We recommended that the board:

  • take action to remind all staff involved in this complaint of the importance of effectively monitoring, recording and addressing patients' pain;
  • ensure all the staff involved are made aware of the findings in this case;
  • give consideration to formulating guidelines on adequate arrangements for patients being discharged for on-going care which is expected to take place at a different institution;
  • remind all staff involved in this complaint of the importance of effectively monitoring, investigating, recording and addressing patients' care and treatment;
  • remind all staff involved in this complaint of the importance of accurately responding to complaints, based on the clinical records and other evidence available; and
  • issue an additional written apology for the failings identified during this investigation.
  • Case ref:
    201403776
  • Date:
    June 2015
  • Body:
    A Medical Practice in the Lanarkshire NHS Board area
  • Sector:
    Health
  • Outcome:
    Not upheld, recommendations
  • Subject:
    clinical treatment / diagnosis

Summary

Mrs C complained about the care and treatment that her husband (Mr A) received from the practice. Mr A, who had a history of anxiety, had been suffering from episodes of breathlessness. Mr A was diagnosed with panic attacks and adjustments were made to his existing anxiety medication to treat this. He was later prescribed further medication following a phone consultation and when this proved ineffective, he was seen at home as his anxiety was preventing him from going outdoors. During this visit, no abnormal findings were made during a physical examination and a referral to the community mental health team was declined. Two days later, Mr A suffered a stroke. When he was admitted to hospital, he was also found to be suffering from a chest infection. Mr A did not recover from the stroke and passed away around three weeks later.

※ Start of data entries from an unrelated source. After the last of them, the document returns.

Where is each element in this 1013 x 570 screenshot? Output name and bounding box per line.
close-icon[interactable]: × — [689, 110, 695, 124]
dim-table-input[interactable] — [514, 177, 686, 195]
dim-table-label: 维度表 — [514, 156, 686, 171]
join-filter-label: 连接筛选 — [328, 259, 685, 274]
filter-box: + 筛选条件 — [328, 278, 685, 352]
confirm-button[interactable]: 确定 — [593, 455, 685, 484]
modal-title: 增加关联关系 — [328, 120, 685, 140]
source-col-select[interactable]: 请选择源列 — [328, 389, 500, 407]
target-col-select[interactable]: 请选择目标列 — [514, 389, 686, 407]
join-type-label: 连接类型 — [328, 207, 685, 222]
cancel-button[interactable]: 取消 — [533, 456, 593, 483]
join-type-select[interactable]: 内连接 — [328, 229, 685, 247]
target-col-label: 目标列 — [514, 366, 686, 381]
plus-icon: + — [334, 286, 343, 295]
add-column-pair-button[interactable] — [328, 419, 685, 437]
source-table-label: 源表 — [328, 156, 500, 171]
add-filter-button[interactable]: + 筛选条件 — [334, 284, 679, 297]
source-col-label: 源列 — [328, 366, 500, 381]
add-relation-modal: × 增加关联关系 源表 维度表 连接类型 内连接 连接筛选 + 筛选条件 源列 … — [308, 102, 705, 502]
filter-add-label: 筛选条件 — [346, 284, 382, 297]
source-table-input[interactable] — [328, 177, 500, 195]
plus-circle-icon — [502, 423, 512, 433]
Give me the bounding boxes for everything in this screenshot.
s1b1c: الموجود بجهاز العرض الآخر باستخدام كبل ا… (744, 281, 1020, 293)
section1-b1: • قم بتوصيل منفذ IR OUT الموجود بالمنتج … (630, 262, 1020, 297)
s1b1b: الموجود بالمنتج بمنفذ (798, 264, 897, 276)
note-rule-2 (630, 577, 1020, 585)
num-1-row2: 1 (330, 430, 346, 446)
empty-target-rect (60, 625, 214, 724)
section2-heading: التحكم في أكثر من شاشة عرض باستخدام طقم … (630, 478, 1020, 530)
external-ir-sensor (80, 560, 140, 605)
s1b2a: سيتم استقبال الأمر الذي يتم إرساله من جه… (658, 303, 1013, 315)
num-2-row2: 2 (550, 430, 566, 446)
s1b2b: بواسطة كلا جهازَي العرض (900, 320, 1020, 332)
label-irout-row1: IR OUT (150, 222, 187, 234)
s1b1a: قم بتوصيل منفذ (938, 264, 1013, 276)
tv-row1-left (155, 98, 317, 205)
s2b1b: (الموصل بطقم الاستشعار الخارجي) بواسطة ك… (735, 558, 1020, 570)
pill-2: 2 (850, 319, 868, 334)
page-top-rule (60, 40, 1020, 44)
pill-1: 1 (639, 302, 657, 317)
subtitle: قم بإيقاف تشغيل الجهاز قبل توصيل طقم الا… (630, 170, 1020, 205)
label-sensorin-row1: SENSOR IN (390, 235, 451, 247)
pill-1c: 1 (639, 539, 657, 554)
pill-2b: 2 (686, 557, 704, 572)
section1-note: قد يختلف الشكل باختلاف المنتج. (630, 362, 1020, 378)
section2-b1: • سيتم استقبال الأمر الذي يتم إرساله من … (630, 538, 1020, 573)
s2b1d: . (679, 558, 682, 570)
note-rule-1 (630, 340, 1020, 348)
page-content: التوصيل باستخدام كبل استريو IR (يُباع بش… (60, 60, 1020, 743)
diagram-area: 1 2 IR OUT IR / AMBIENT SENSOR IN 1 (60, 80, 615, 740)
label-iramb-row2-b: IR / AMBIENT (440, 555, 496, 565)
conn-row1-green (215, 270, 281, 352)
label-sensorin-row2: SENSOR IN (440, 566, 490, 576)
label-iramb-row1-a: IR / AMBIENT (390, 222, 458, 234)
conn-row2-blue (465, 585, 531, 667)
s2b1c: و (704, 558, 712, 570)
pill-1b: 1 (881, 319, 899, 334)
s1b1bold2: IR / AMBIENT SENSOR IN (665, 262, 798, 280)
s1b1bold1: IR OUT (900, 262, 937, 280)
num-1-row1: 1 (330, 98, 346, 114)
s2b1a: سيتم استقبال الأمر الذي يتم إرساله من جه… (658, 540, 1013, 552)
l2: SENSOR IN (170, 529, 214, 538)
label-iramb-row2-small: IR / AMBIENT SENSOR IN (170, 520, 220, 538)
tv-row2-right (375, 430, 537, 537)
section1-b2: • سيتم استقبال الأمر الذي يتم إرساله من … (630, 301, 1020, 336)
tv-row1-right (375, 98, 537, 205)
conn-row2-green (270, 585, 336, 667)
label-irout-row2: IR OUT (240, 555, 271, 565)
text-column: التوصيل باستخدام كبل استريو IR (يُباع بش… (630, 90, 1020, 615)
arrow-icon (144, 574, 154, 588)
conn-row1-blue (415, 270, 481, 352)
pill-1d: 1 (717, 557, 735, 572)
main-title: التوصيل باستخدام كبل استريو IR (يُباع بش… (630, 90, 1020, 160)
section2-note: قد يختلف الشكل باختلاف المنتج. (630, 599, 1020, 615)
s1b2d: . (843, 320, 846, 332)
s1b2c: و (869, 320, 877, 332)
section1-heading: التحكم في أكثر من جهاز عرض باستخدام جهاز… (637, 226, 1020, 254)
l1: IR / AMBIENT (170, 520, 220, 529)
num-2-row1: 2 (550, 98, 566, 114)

Mrs C complained that Mr A had not been properly examined by doctors from the practice as they had failed to diagnose his chest infection. After taking independent advice from one of our GP advisers, we found that the actions taken by the practice were reasonable. Mr A's symptoms suggested that he was suffering from anxiety/panic attacks and there was no evidence that he had a chest infection at either of the consultations with doctors from the practice. We did not uphold Mrs C's complaint but made a single recommendation as a result of record-keeping issues identified during our investigation.

Recommendations

We recommended that the practice:

  • ensure the relevant GP reviews his medical record-keeping to ensure that both normal and negative findings are noted as part of normal practice.